Firestar99 · Answer 4 · Tue May 14 2024 17:19:21 GMT+0800 (China Standard Time)

Mesa bug report: https://gitlab.freedesktop.org/mesa/mesa/-/issues/11156

~~When debugging with RADV_DEBUG=hang it interestingly states it's this pipeline, so most likely not even a RenderDoc bug [...]~~

Firestar99 · Answer 5 · Thu May 16 2024 22:24:50 GMT+0800 (China Standard Time)

For further investigation I got myself a clean system and managed to reproduce the bug there as well. However, some special conditions seem to be required for it to trigger. Could you please try to reproduce it again with these new repo instructions?
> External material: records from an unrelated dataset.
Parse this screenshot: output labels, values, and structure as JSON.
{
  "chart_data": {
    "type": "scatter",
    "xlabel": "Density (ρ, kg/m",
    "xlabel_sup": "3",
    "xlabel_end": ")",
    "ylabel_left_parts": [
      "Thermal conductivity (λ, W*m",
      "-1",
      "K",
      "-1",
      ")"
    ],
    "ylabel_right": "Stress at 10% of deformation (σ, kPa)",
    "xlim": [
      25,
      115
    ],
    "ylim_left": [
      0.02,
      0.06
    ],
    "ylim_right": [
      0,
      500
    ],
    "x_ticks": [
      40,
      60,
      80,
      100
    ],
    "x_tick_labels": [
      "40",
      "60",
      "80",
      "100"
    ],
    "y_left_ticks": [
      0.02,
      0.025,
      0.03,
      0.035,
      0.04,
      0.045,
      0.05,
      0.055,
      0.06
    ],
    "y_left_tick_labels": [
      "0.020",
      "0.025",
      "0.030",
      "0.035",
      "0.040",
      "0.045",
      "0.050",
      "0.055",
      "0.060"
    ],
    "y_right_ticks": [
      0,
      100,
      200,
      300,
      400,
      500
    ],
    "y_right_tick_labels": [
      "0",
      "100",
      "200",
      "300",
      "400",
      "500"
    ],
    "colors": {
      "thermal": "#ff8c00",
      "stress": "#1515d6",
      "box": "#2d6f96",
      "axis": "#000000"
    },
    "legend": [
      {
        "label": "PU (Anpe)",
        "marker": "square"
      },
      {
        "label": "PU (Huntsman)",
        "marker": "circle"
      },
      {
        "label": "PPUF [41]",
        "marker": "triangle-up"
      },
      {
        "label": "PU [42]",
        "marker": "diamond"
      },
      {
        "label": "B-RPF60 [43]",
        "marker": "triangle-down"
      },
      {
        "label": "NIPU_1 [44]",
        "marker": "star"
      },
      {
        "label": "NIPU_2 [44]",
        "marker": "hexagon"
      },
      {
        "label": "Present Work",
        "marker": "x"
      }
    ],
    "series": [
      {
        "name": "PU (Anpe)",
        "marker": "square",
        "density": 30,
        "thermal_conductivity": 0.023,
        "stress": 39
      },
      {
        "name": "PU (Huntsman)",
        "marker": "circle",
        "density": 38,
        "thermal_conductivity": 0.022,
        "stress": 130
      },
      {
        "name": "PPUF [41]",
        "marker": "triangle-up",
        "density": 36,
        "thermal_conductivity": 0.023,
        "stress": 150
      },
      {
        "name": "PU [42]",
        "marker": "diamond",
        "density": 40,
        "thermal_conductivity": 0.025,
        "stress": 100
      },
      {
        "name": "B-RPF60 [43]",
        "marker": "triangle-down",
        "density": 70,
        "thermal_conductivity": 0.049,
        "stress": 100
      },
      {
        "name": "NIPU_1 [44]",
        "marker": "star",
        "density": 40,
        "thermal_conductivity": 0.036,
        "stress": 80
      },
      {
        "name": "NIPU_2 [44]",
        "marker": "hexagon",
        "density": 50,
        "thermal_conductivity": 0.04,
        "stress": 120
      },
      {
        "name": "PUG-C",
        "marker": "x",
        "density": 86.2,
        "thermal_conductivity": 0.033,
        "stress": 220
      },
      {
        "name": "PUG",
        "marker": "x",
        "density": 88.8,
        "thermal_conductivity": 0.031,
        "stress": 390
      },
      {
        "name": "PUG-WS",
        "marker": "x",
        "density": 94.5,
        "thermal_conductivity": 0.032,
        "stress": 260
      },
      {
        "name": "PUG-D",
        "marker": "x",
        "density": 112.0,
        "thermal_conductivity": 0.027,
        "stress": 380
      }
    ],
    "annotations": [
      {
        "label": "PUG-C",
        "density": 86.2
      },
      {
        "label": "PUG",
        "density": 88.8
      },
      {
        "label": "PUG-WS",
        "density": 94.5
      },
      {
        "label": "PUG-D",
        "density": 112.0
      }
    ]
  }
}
Open the RADV capture and observe Renderdoc working as expected
Install AMDVLK deb package on your system
Delete /etc/vulkan/implicit_layer.d/amd_icd64.json to remove the VK_LAYER_AMD_switchable_graphics_64 implicit layer, which forces you to always use the amdvlk driver
verify that vulkanCapsViewer can see both drivers, RADV with AMD Radeon Graphics (RADV REMBRANDT) and amdvlk with AMD Radeon Graphics (what a stupid naming)
Open the same RADV capture again, but this time observe Renderdoc freezing, likely followed by a GPU reset or system freeze

My current conclusion is that an amdvlk device being available, even though it is unused, is enough to cause the Renderdoc to freeze. I wanted to run that issue by you, in case it's something to do with RenderDoc's device selection, before going back to asking the RADV team.

Here's a log of "Open Capture with Options" with the RADV device explicitly selected and API validation turned on:
RenderDoc_2024.05.16_16.07.32.log

Baldur Karlsson · Answer 6 · Fri May 17 2024 01:14:51 GMT+0800 (China Standard Time)

There's no way I can see for just having a driver installed to cause a crash because of a RenderDoc bug. RenderDoc by default selects the closest matching physical device by hardware and driver, overriding it is not recommended but in either event the presence of other drivers won't cause a problem there either. Unless you can specifically find evidence of a RenderDoc bug I don't think it seems possible.

I see the mesa issue has been closed so I will close this one as well.